I haven’t been blogging much because I have been on vacation, and, you know, relaxing.

I like to shop (OH BOY I LIKE TO SHOP) and I like to shop in Columbus, OH, where I like to visit my brother, and I did do some shopping while I was there. I went to Nordstrom to see if they had the new Burberry lipstick (they didn’t) but of course swung through the perfume section while I was there. I got a small rollerball of Kate Spade’s Twirl perfume (I really like this stuff) but also sold, apparently, a bottle of 24, Faubourg while I was there.

The woman who was shopping told the sales associate that her mother wanted something “stronger”. The sales associate wanted to know, what kind of perfume her mother liked? The woman wasn’t sure, just that her mother wanted something “stronger” than what she’d given her in the past.

I approached the shopper, because I am nosy and also obsessed, and pointed out that I’d tried pretty much everything along the wall we were looking at, and most of the scents were designed to be “fresh and clean” for 20-somethings. For a mature woman who wants to smell gorgeous, those were not the perfumes. And I recommended the 24, Faubourg as simply the most gorgeous perfume on the wall.
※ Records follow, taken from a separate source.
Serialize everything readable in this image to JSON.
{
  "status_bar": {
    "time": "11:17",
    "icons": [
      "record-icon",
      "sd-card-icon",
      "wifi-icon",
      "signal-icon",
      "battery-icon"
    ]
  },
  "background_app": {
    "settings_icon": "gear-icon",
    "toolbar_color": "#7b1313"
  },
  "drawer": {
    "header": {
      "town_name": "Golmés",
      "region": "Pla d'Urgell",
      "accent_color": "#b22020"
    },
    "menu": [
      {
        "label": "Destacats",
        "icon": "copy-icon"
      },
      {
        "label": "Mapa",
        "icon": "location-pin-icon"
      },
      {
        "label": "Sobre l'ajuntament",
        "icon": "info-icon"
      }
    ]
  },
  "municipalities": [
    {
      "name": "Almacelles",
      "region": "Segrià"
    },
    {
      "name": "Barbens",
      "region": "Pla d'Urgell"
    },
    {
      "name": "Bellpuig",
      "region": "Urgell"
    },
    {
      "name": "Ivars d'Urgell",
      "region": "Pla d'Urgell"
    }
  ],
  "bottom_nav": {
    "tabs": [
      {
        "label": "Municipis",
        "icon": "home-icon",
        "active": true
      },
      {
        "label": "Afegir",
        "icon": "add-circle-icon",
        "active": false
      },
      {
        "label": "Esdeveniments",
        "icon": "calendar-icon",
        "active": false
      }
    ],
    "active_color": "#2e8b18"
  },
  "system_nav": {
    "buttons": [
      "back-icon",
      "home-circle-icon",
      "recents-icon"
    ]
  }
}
I’m not dead sure she bought it, but if she did I hope to hell her mother likes it. The bottle is $145 and that’s a serious gift.
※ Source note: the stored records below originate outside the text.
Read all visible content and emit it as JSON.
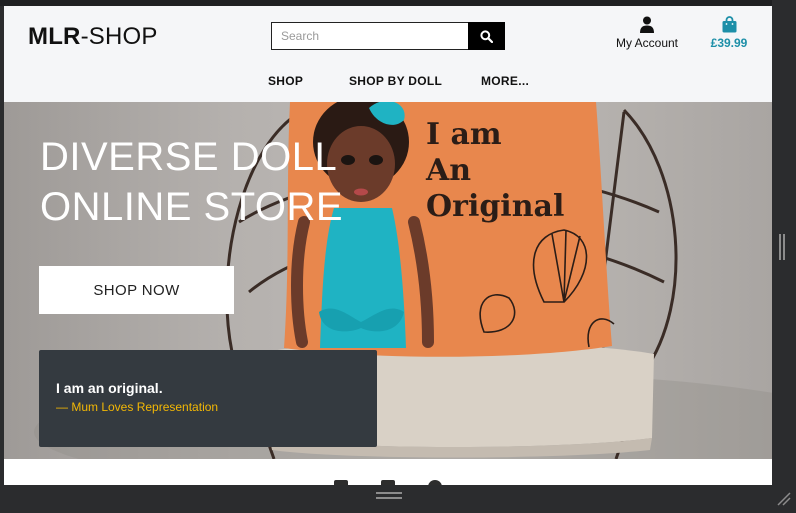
{
  "header": {
    "logo_bold": "MLR",
    "logo_rest": "-SHOP",
    "search_placeholder": "Search",
    "account_label": "My Account",
    "cart_total": "£39.99"
  },
  "nav": {
    "items": [
      "SHOP",
      "SHOP BY DOLL",
      "MORE..."
    ]
  },
  "hero": {
    "title_line1": "DIVERSE DOLL",
    "title_line2": "ONLINE STORE",
    "cta_label": "SHOP NOW",
    "pillow_text_1": "I am",
    "pillow_text_2": "An",
    "pillow_text_3": "Original"
  },
  "quote": {
    "text": "I am an original.",
    "author": "— Mum Loves Representation"
  },
  "colors": {
    "accent": "#1d8fa8",
    "quote_bg": "#343a40",
    "quote_author": "#f2b705",
    "header_bg": "#f5f6f8",
    "pillow": "#e8874d"
  },
  "icons": [
    "search-icon",
    "user-icon",
    "shopping-bag-icon"
  ]
}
Really, should one ever buy perfume? There’s such a strong likelihood that the person you’re buying it for won’t like it. You really cannot tell just from looking at someone what their style of perfume preference is, and when people don’t like perfume, they really don’t like it.

Unless you’re a perfumista and so is the other person, – actually, let me clarify: unless you have a collector’s wish list in hand for someone you know will appreciate more juice, why would you get them perfume?

I guess if you enjoy perfume and you want to give them something you will enjoy smelling on them, there’s a reason. (This is supposedly the reason husbands do it, right?) But how often does it really work out? How often do the bottles just sit there, unused? Only to end up, sadly, in a yard sale or in a thrift store, years or decades later, languishing there for the right perfumista to come along and snap it up for $20 and… oh hey, that’s me! You know what? Go right ahead and buy that perfume that your loved one is never gonna wear!

I personally consider it a huge triumph to give someone perfume successfully, which is my best proof that you should pretty much never do it, and I can list the three times I’ve managed it to date:

The naughty perfume lover who could be matched with a special and very naughty perfume.

The budding perfumista who appreciated a well-curated collection of samples.

And the person who never knew she liked perfume, and in fact insisted she didn’t, who benefitted from some samples of perfumes that didn’t smell at all like most perfume.

At this stage I consider it a challenge to try to find something for the person who’s looking for something specific – or insisting that she/he doesn’t want any perfume at all. But unless it’s a collection of samples, – or as in the first case above, a gift for a person whose perfume tastes you already know something about and whom you think may appreciate what you’re giving her – there’s so much room to go wrong.

I guess to close on an upside, the average perfume is made for the average consumer. In the U.S., the average woman wants to smell clean and fresh, and the average commercial perfume is made to smell clean and fresh. So in that sense you can’t go too far wrong no matter what you buy.

Seems a shame, though.

If you buy anything from Hermès that your friend doesn’t like and you can’t return it, be sure to advise them to sell it on eBay – and drop me a line.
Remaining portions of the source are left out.